Trace Log to Sequence Diagram Conversion

Browsing through the code traces is an exercise in frustration. Applications produce huge logs that take hours to analyze. The Python scripts presented here let you visualize the traces as sequence diagrams. Interactions between objects are presented visually.

The traces to be included in the visualization are selected by specifying the regular expressions.
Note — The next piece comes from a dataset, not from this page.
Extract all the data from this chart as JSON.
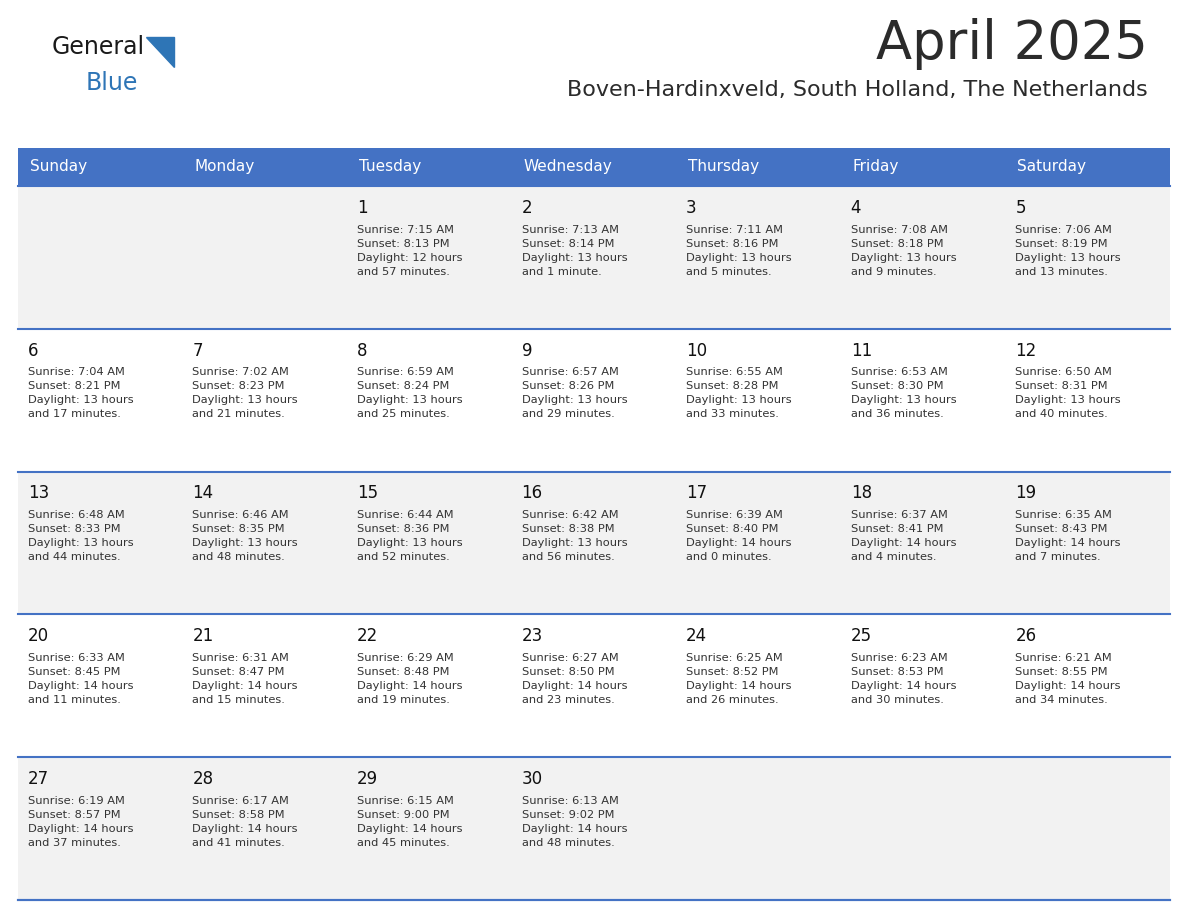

Step 1: Sample Trace to Sequence Diagram Conversion

Let’s get started by converting a sample trace into a sequence diagram. We start with downloading a few tools:

  1. Download and install a free 45 day trial of EventStudio System Designer.
  2. Download and install the latest version of Python 3.X
  3. Download and extract the latest release of the trace to sequence diagram Python scripts

  4. Open a command line prompt in the directory where the Python scripts were unzipped.
  5. Navigate to the directory where to the Python scripts for this project were downloaded.
  6. Convert an included sample trace file into a sequence diagram by typing the following on the command prompt:
     trace2sequence.py -i sample_trace.txt  
    
  7. Click on the following generated diagrams:
    • sequence-diagram.pdf - A sequence diagram showing object level interactions
    • context-diagram.pdf - A context diagram of the object interactions.
    • xml-export.xml - XML representation of the object interactions. Use this XML output to develop your custom tools.

Step 2: Customize Regular Expressions to Map Traces to FDL

By now you would have seen a sequence diagram generated from the sample trace output. If you can modify your traces to match the trace output in sample_trace.txt you can skip this step.
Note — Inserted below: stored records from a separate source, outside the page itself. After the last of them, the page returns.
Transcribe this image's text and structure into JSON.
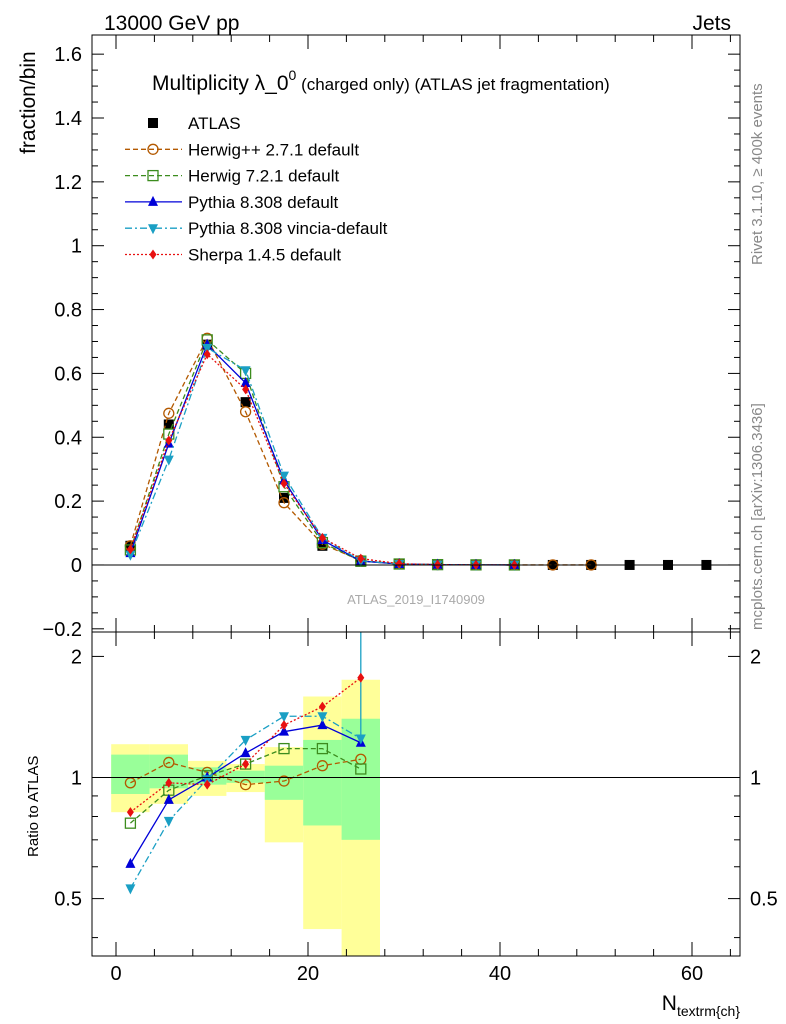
{
  "header": {
    "left": "13000 GeV pp",
    "right": "Jets"
  },
  "side_labels": {
    "rivet": "Rivet 3.1.10, ≥ 400k events",
    "mcplots": "mcplots.cern.ch [arXiv:1306.3436]"
  },
  "watermark": "ATLAS_2019_I1740909",
  "chart_data": [
    {
      "type": "scatter",
      "panel": "main",
      "title": "Multiplicity λ_0",
      "title_superscript": "0",
      "title_suffix": " (charged only) (ATLAS jet fragmentation)",
      "ylabel": "fraction/bin",
      "xlabel": "N",
      "xlabel_subscript": "textrm{ch}",
      "xlim": [
        -2.5,
        65
      ],
      "ylim": [
        -0.21,
        1.66
      ],
      "yticks": [
        -0.2,
        0,
        0.2,
        0.4,
        0.6,
        0.8,
        1,
        1.2,
        1.4,
        1.6
      ],
      "ytick_labels": [
        "−0.2",
        "0",
        "0.2",
        "0.4",
        "0.6",
        "0.8",
        "1",
        "1.2",
        "1.4",
        "1.6"
      ],
      "xticks": [
        0,
        20,
        40,
        60
      ],
      "xtick_labels": [
        "0",
        "20",
        "40",
        "60"
      ],
      "legend_position": "top-left",
      "x": [
        1.5,
        5.5,
        9.5,
        13.5,
        17.5,
        21.5,
        25.5,
        29.5,
        33.5,
        37.5,
        41.5,
        45.5,
        49.5,
        53.5,
        57.5,
        61.5
      ],
      "series": [
        {
          "name": "ATLAS",
          "color": "#000000",
          "marker": "square",
          "line": "none",
          "values": [
            0.06,
            0.44,
            0.69,
            0.51,
            0.21,
            0.06,
            0.01,
            0.003,
            0.001,
            0.0003,
            0.0001,
            0,
            0,
            0,
            0,
            0
          ]
        },
        {
          "name": "Herwig++ 2.7.1 default",
          "color": "#b35900",
          "marker": "circle-open",
          "line": "dashed",
          "values": [
            0.06,
            0.475,
            0.71,
            0.48,
            0.195,
            0.065,
            0.014,
            0.003,
            0.001,
            0.0003,
            0.0001,
            0,
            0
          ]
        },
        {
          "name": "Herwig 7.2.1 default",
          "color": "#3c8c1e",
          "marker": "square-open",
          "line": "dashed",
          "values": [
            0.047,
            0.41,
            0.705,
            0.6,
            0.245,
            0.07,
            0.012,
            0.003,
            0.001,
            0.0003,
            0.0001
          ]
        },
        {
          "name": "Pythia 8.308 default",
          "color": "#0000d8",
          "marker": "triangle-up",
          "line": "solid",
          "values": [
            0.037,
            0.38,
            0.69,
            0.57,
            0.265,
            0.078,
            0.012,
            0.003,
            0.001,
            0.0003,
            0.0001
          ]
        },
        {
          "name": "Pythia 8.308 vincia-default",
          "color": "#1a9fc4",
          "marker": "triangle-down",
          "line": "dashdot",
          "values": [
            0.032,
            0.33,
            0.68,
            0.61,
            0.28,
            0.085,
            0.013,
            0.003,
            0.001,
            0.0003,
            0.0001
          ]
        },
        {
          "name": "Sherpa 1.4.5 default",
          "color": "#e81010",
          "marker": "diamond",
          "line": "dotted",
          "values": [
            0.049,
            0.39,
            0.66,
            0.55,
            0.255,
            0.085,
            0.02,
            0.004,
            0.001,
            0.0003,
            0.0001
          ]
        }
      ]
    },
    {
      "type": "line",
      "panel": "ratio",
      "ylabel": "Ratio to ATLAS",
      "ylim": [
        0.36,
        2.3
      ],
      "ylog": true,
      "yticks": [
        0.5,
        1,
        2
      ],
      "ytick_labels": [
        "0.5",
        "1",
        "2"
      ],
      "x": [
        1.5,
        5.5,
        9.5,
        13.5,
        17.5,
        21.5,
        25.5
      ],
      "bands": {
        "edges": [
          -0.5,
          3.5,
          7.5,
          11.5,
          15.5,
          19.5,
          23.5,
          27.5
        ],
        "stat_color": "#99ff99",
        "total_color": "#ffff99",
        "stat": [
          [
            0.91,
            1.14
          ],
          [
            0.94,
            1.14
          ],
          [
            0.96,
            1.06
          ],
          [
            0.97,
            1.04
          ],
          [
            0.88,
            1.07
          ],
          [
            0.76,
            1.24
          ],
          [
            0.7,
            1.4
          ]
        ],
        "total": [
          [
            0.82,
            1.21
          ],
          [
            0.86,
            1.21
          ],
          [
            0.9,
            1.1
          ],
          [
            0.92,
            1.08
          ],
          [
            0.69,
            1.19
          ],
          [
            0.42,
            1.59
          ],
          [
            0.36,
            1.75
          ]
        ]
      },
      "series": [
        {
          "name": "Herwig++ 2.7.1 default",
          "color": "#b35900",
          "marker": "circle-open",
          "line": "dashed",
          "values": [
            0.97,
            1.09,
            1.03,
            0.96,
            0.98,
            1.07,
            1.11
          ]
        },
        {
          "name": "Herwig 7.2.1 default",
          "color": "#3c8c1e",
          "marker": "square-open",
          "line": "dashed",
          "values": [
            0.77,
            0.93,
            1.01,
            1.08,
            1.18,
            1.18,
            1.05
          ]
        },
        {
          "name": "Pythia 8.308 default",
          "color": "#0000d8",
          "marker": "triangle-up",
          "line": "solid",
          "values": [
            0.61,
            0.88,
            1.0,
            1.15,
            1.3,
            1.35,
            1.22
          ]
        },
        {
          "name": "Pythia 8.308 vincia-default",
          "color": "#1a9fc4",
          "marker": "triangle-down",
          "line": "dashdot",
          "values": [
            0.53,
            0.78,
            0.99,
            1.24,
            1.42,
            1.42,
            1.25
          ]
        },
        {
          "name": "Sherpa 1.4.5 default",
          "color": "#e81010",
          "marker": "diamond",
          "line": "dotted",
          "values": [
            0.82,
            0.97,
            0.96,
            1.08,
            1.35,
            1.5,
            1.77
          ]
        }
      ],
      "error_bar": {
        "x": 25.5,
        "range": [
          1.22,
          3.0
        ]
      }
    }
  ]
}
In most cases however, there will be changes needed in config.py to map your trace format to the FDL input needed by EventStudio.

The config.py file lets you configure the trace to sequence diagram (FDL) mapping for:

We will be mapping traces to FDL statements to generate the sequence diagrams. The mapping will also require a basic understanding of regular expressions. Let’s visit these topics before we go any further.
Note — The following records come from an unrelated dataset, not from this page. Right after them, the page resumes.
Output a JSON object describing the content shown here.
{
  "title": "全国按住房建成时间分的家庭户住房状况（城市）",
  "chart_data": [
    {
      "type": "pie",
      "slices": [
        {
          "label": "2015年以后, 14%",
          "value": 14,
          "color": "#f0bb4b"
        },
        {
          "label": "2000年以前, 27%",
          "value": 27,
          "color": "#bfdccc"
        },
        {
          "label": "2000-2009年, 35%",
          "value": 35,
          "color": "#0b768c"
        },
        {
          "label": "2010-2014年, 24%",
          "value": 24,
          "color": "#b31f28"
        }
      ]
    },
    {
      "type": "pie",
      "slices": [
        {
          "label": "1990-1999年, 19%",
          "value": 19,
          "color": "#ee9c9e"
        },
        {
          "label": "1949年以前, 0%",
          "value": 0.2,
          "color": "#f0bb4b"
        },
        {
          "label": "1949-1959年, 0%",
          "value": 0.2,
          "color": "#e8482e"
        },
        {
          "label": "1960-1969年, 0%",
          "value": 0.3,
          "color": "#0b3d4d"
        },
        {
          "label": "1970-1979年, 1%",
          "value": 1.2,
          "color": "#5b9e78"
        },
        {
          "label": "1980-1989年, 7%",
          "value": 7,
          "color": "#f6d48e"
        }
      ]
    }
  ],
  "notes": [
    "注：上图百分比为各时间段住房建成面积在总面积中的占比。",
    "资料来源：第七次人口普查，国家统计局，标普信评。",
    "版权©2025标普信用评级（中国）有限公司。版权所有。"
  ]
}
Learning FDL - The Sequence Diagram Markup Language

The FDL (Feature Description Language) will be used to generate sequence diagrams. For a quick overview of FDL, refer to the EventStudio User Manual.

Python Regular Expressions

Templates and Regular Expressions

Trace Template

We start with defining a regular expression that extracts information from the trace format. A regular expression that extracts trace information from sample_trace.txt is shown below:

# The trace messages follow this high level format. The current regular expression
# assumes that all traces are of the format:
#
# [time][generator][file]type body
#
# time          The trace begins with time information in square brackets
#
# generator     Entity generating the trace message. This may be a generic entity
#               name. For C++ methods use the calling objects class name. 
#               For a C function use the function name.
#
# file          The next square bracket contains filename, line number information.
#
# type          Defines the type of a trace. The type here is used to determine the
#               mapping to an FDL statement. Refer to the traceMapper dictionary.
#               traceMapper maps the type to the trace handler that will parse the
#               trace body and extract information for generating an FDL statement.
#
# body          This is the text following the type statement. Parsing of this text
#               depends upon the type of the trace. This file contains the regular
#               expression definitions for parsing of the body for different
#               trace types.

traceRegex = r'\[(?P<time>.*)\]\s*\[(?P<generator>.*)\]\[(?P<file>.*)\]\s*(?P<type>\S+)\s+(?P<body>.*)'

Statement Templates

If you browse customize.py, you will see that the trace extraction regular expressions and the FDL statement generation templates are defined to next to each other. You would rarely need to change the FDL generation templates.

Refer to the example below. invokeRegex regular expression extracts named fields, called, method and params. These fields along with the caller are used in the FDL template.

# Regular expression for parsing the function/method entry trace body
invokeMethodRegex = r'(?P<called>\w+)(\.|::)(?P<method>\w+)\s*(\((?P<params>\w+)\))?'

# FDL mapping template for function/method entry
invokeTemplate = '{caller} invokes {called}.{method}{params}'

Optional Step 3: High Level Object Grouping and Bookmarks

Generated sequence diagrams can get complex in two ways:

  1. Diagrams are long and extend into several pages
  2. Too many interactive objects are present on a sequence diagram

Bookmarks

The first problem can be addressed by using bookmarks. Once you define bookmarks you will be able to navigate quickly to different parts of the sequence diagram. We recommend adding your important messages into the bookmark list. An example is shown below:

# Add messages that need to be bookmarked in the PDF file. This is useful
# as it lets to quickly navigate through the sequence diagram output of
# a trace. PDF quick navigation bookmarks will be added whenever the messages
# listed below are seen in the trace message.
bookmarks = frozenset({
	'RandomAccessMessage',
	'RRCConnectionSetupComplete',
	'InitialUEMessage',
	'ReleaseConnection'
	})

Specify Object Groupings

The second issue highlighted above may be addressed by grouping objects. You can optionally specify the parents for objects in the customize.py file. EventStudio can use this information to generate a high level sequence diagram (Component Level Interaction Diagram).

An example of object grouping is shown in an excerpt from a sample customize.py :

# EventStudio can generate a high level sequence diagram that can abstract
# out a set of classes as a high level entity. This abstraction is useful in 
# understanding the trace output at a higher level of abstraction.
#
# List the interacting entities along with their parent. For example, the 
# tuples below indicate that DSP_01 and DSP_23 belong to the same high level
#  PHY entity. This means EventStudio will generate trace output at two levels:
#
# - A sequence diagram where DSP_01 and DSP_23 show up as separate axis.
# - A high level sequence diagram where PHY axis abstracts out the interactions
#   involving DSP_01 and DSP_23
#
# Just include the parent information for external actors in the system. Object 
# parents for internal actors are extracted from the trace contents.
objectParents = OrderedDict([
	# Tuples of object and its parent
	# (entity, parent)
	('DSP_01','PHY'),
	('DSP_23','PHY'),
	('CoreNetwork', 'EPC'),
])